ただ親に言われた通り、純粋に理想を追い求めている子どももいるでしょう。
ところが、ここに微妙なすり替えがおきることがあります。
たとえば、親が子どもに自分の果たせなかった夢を託す時。
つい、自分のエゴが出てしまい、「子供を通じて、果たせなかった自己実現」を目指してしまうことがあります。
たとえば、母親が父親に気に入られたくて、子どもの成績をなんとか維持させようとする時。
ついつい「子供のため」と称して負荷をかけすぎてしまうことがあるようです。
非常に言いにくいことなのですが、このようなパターン、実は「子供のため」ではなく、
「親の無念を晴らしたり、プライドを満たすため」に子どもを応援しているのであって、
純粋な愛からくる教育の情熱ではないということです。
高学歴夫婦の子供が突入する受験勉強だったり、
親がスポーツの指導者だったりすると、
余計にこうした構図が起こりやすいと思います。
それは本当に子どものやりたいことなのか。
子供のためになることなのか。
などは、一度どこかで立ち止まって考えていくべきかもしれませんね。
また、親は自分が失敗した過去をすっかり忘れており、成功した話ばかりを子どもに言い聞かせていることもあります。
子どもには、そうした親の失敗を聞かせたくないものだそうです。
本当は失恋をして大変な青春時代だったのに、
「お父さんの若い頃はただひたすら勉強してたぞ」
と言ってしまうこともあるでしょう。
親の言うことを純粋に信じて、
「両親は勉強だけしていた真面目な人たちなんだ」
と思い、純粋に頑張る子供もいるのでしょう。
でも、そうした嘘や歪みは、なんとなーく伝わっていくものだそうです。
歪んだ愛情を注がれた時、子どもはある時、プチっと切れてしまったり、反抗するようになったり、またはそっと親元から離れていくようになります。

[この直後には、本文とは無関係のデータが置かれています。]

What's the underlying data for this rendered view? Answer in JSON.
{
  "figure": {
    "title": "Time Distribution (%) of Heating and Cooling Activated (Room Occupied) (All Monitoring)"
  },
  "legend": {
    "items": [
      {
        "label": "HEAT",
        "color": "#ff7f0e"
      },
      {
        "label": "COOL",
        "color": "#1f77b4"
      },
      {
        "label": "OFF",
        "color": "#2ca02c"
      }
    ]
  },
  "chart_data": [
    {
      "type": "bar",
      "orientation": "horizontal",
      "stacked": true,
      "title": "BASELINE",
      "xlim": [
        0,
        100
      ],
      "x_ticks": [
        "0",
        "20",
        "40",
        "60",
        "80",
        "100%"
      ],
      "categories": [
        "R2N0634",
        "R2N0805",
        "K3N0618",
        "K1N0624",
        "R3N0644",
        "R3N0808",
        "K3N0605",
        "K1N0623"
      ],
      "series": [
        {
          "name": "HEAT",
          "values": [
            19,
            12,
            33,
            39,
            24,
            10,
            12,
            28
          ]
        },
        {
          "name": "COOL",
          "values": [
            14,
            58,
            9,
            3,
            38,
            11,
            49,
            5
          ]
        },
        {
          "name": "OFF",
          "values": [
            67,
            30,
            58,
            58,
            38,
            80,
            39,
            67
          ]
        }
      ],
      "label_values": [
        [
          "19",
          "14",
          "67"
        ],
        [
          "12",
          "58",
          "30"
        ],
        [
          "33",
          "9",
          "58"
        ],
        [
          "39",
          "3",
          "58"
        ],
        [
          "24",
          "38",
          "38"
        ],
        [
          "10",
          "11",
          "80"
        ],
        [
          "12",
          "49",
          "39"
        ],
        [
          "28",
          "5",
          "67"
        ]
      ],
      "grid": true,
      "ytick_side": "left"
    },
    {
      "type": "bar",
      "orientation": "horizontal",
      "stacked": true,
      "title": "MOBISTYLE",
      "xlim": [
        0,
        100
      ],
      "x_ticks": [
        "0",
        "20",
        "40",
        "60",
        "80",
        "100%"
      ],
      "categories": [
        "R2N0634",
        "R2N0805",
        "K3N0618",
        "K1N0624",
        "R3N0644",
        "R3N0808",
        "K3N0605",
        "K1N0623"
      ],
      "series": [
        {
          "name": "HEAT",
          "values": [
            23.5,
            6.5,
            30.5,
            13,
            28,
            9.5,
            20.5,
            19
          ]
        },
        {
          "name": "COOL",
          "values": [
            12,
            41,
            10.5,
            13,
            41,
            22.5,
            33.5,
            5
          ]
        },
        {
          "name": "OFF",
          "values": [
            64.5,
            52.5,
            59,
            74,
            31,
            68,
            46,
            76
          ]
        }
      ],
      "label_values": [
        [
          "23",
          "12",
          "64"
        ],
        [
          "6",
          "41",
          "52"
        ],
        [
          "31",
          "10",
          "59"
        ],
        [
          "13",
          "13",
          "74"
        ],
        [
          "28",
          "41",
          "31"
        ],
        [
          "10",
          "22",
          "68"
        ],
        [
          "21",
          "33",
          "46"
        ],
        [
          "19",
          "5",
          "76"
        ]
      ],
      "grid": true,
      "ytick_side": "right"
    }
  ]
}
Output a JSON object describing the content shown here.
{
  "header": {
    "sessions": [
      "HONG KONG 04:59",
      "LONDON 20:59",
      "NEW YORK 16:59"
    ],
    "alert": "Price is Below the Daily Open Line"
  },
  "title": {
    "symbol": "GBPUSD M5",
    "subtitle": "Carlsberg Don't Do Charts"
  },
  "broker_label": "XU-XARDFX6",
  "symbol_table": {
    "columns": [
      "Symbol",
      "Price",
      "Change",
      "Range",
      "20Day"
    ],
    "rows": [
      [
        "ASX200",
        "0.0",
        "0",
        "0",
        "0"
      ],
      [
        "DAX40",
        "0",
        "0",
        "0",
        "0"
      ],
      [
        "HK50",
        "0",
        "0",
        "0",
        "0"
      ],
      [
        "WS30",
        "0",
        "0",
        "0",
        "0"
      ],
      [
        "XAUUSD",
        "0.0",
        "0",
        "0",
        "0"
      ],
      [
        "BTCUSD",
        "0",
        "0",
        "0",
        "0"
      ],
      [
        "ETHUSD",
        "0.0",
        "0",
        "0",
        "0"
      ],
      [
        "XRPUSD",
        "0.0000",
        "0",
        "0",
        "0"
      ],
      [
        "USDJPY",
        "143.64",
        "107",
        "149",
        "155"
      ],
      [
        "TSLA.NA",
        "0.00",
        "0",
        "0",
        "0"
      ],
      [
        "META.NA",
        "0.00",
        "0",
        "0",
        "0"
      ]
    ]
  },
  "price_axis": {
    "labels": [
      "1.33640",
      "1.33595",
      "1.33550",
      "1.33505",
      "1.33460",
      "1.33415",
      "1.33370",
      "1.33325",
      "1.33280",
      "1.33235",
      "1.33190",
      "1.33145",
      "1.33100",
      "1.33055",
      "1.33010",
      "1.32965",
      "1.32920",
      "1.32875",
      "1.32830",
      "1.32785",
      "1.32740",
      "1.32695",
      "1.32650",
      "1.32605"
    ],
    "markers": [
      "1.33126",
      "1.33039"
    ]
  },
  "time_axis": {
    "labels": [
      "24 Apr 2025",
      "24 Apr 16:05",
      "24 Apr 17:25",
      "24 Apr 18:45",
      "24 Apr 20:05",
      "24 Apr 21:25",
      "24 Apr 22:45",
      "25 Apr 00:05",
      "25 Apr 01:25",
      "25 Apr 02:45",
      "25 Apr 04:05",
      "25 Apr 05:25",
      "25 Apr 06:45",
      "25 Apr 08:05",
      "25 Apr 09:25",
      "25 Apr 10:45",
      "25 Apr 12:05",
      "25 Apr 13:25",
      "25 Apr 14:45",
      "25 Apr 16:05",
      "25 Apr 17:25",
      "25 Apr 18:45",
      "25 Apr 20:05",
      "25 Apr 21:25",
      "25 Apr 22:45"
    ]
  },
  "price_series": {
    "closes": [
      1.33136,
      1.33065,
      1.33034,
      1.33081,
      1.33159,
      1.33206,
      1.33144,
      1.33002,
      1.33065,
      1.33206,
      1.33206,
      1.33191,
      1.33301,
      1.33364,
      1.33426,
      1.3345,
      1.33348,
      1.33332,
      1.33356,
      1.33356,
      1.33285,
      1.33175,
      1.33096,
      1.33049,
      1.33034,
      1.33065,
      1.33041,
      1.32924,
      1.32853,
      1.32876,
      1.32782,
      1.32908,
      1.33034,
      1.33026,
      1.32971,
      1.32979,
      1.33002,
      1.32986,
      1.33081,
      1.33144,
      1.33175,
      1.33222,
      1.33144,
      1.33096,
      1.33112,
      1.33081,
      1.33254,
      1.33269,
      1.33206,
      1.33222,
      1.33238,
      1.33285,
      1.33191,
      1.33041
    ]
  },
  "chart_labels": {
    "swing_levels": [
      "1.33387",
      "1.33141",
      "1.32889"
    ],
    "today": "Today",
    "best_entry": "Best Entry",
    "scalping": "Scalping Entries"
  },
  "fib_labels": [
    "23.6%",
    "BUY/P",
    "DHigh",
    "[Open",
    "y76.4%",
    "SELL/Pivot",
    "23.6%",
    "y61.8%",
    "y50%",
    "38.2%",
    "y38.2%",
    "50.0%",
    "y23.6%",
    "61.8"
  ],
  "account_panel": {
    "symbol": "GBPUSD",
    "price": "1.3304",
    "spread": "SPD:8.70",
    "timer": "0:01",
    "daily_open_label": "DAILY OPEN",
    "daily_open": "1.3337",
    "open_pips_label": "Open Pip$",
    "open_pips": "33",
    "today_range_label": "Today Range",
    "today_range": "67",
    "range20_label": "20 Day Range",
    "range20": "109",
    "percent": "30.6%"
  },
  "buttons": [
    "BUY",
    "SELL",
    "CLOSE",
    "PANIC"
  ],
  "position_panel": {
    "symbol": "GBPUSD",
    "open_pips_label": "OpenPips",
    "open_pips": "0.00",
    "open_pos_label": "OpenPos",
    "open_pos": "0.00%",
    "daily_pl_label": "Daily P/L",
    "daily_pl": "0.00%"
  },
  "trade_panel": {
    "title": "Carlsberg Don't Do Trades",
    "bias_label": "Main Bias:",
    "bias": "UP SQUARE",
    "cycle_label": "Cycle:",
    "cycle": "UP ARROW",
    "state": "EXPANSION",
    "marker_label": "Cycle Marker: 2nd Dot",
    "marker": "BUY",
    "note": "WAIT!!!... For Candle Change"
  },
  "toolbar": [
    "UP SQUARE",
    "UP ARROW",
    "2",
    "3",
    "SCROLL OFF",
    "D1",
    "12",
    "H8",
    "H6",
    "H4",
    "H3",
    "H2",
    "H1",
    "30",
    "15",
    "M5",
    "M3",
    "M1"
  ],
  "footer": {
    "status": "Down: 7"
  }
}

子供が自分の元を去っていくのは、果たしてただの反抗期なのか、それとも、自分の愛情のかけ方に歪みがあったのか。
自分自身のことを冷静に客観的に判定することは難しいものです。
周囲の人間がとやかく言うことでもないかもしれません。
ただ一つ言えることとしては、
「親からの純粋な愛情を受け取っていた」という実感が少しでも残っている子どもであれば、非行に走ってしまっても、最後の一線は踏みとどまれる可能性が高い、ということ。
凶悪犯罪や死に関する事件に巻き込まれそうになったとしても、悪には染まり切れずに踏みとどまれる勇気を持つ人もいます。
もし、子どもが何らかの理由で親から離れようとしているならば、そこに、親としての反省点があるのかもしれません。
追いつめずに、後ろ姿を温かく見守ってあげることが、
親としてできる精一杯の愛となることもあるのだそうです。
たとえ愛情のかけ違いで離れていくわけでなくても、
一定の年齢になったら、親離れ、子離れは必要です。
子供が親元から離れようとしているのを感じたら、
「子供がやっと一人前になろうとしているのだな」
と察して、そっと見守っていけるような大人になりたいものですね。
会えなくなっても、言葉に出さずとも、純粋な愛情は、確かに相手の心に届くものだと思います。
もし、子どもへの愛情に自信があるなら、その自信はそのままに、お子さんの未来を信じてあげたいですね。
皆さんの親子関係が少しでも良き方向にすすみますよう、心からお祈りしております。
今回も拙い感想を最後までご覧下さり、誠にありがとうございました。